Fondé il y a environ deux ans par Marcos Alvarez, un Lausannois d’origine espagnole, le groupe compte aujourd’hui 25 membres. « J’ai toujours côtoyé des gens qui n’avaient pas de difficultés d’audition, explique-t-il.  J’avais donc envie de trouver et de réunir des personnes qui me ressemblent, avec lesquelles je pouvais partager des expériences et donner la possibilité aux malentendants de se rendre compte qu’ils ne sont pas seuls, qu’ils partagent des ressentis communs ! » « Bien sûr, je n’ignorais pas que de nombreuses associations de sourds ou de malentendants existaient.
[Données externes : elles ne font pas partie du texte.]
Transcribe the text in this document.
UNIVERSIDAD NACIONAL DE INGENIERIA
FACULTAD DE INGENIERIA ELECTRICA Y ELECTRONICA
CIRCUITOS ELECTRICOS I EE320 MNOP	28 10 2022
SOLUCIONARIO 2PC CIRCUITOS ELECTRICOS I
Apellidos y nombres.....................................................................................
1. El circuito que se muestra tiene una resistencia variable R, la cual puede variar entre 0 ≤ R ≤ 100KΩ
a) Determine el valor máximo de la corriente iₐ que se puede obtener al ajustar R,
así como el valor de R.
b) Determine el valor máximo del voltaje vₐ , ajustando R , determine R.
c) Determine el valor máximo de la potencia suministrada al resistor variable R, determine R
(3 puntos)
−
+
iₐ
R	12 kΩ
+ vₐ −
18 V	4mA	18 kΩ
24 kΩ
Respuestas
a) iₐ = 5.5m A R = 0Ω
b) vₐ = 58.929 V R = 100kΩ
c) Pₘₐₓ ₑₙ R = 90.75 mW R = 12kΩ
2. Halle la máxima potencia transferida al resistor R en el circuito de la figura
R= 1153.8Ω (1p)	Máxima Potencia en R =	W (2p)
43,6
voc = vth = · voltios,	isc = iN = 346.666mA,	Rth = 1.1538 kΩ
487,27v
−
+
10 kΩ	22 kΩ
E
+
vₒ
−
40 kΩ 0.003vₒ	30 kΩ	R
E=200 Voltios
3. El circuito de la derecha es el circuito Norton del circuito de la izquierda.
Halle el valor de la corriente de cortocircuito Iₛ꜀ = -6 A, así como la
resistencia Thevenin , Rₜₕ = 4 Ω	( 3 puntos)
Mais j’ai préféré retenir l’option de facebook car avec ce réseau, il est très facile d’atteindre les personnes», ajoute ce jeune étudiant qui suit, au Centre professionnel du Nord vaudois de Sainte-Croix, près d’Yverdon, des cours pour devenir médiamaticien,  une nouvelle profession généraliste regroupant des compétences en multimédia, commerce, marketing et…  informatique.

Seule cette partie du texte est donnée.